The U.S. and Germany show no signs of relenting in their efforts to bring Swiss banks to heel. At the same time that the U.S. is requesting information from Credit Suisse, a German state has purchased another trove of stolen Swiss bank customer data.
Renewed U.S. request for information on suspected Credit Suisse customers
Only two weeks after Germany and France raided Credit Suisse offices and the homes of Credit Suisse customers in search of evidence of tax evasion, the U.S. has made a renewed request to Swiss tax authorities for information about Credit Suisse customers suspected of tax evasion in the U.S. The Swiss authorities rejected a previous U.S. request in April 2012 for failure to specify the names of the U.S. taxpayers about whom the U.S. was seeking information.
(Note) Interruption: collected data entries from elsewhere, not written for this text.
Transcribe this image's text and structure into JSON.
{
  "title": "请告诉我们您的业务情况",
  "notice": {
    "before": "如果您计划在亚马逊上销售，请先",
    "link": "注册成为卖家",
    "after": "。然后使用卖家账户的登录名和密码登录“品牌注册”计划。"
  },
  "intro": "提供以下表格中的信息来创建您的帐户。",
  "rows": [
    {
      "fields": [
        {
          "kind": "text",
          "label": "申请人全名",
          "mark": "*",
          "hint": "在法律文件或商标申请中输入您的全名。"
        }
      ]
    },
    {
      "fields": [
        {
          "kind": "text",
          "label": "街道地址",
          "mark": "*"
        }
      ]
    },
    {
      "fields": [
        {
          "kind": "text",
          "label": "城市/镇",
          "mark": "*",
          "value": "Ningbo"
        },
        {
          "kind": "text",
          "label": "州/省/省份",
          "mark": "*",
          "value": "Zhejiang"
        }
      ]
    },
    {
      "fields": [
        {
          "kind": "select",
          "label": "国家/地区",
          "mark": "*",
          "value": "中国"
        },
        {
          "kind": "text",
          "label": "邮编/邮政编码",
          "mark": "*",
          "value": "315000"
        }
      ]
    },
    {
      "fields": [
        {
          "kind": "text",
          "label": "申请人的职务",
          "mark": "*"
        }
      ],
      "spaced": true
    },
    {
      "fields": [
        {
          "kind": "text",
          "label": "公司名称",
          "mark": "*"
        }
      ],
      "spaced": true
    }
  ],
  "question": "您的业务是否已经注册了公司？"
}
According to the Financial Times, Credit Suisse has meanwhile confirmed that the Swiss tax authorities have asked the bank to provide information on certain U.S. customers. In all, fewer than 100 Credit Suisse customers should be affected by the request. The Financial Times reports that in all the U.S. is currently investigating a total of 11 Swiss banks on suspicion of assisting tax evasion by U.S. citizens.
German state continues buying stolen data of Swiss bank account holders
According to today’s releases in the German press, Germany’s most populous state, North Rhine-Westphalia bought two more CDs containing stolen data on Swiss bank account holders. This time the CDs allegedly contain stolen data of the Swiss bank UBS AG and clients of another smaller Swiss bank. The CD with the stolen UBS data reportedly contains not only names and account information, but also information about trust structures used by German residents to evade taxes in Germany. In addition, the CD is said to contain training material for UBS’s employees on how to assist German residents in evading their taxes. An insider called the purchase of the CDs a “big hit” for the German tax authorities.
Switzerland is outraged about North Rhine-Westphalia’s most recent purchase of stolen data. Switzerland considers the purchase of stolen Swiss bank data as not only illegal but also in contravention of the tax evasion treaty that Germany and Switzerland signed in September 2011. The tax evasion treaty, which is subject to the approval of the upper house of the German parliament in Germany, is currently blocked by the Social Democrats. The most recent purchase of stolen data from Swiss banks by North Rhine-Westphalia, which is run by the Social Democrats, is considered to be a further attempt by the Social Democrats to attack the tax evasion treaty. This attempt may well be successful. According to the German press, many consider it likely that North Rhine-Westphalia’s actions could be the final blow to the highly controversial tax evasion treaty between Germany and Switzerland.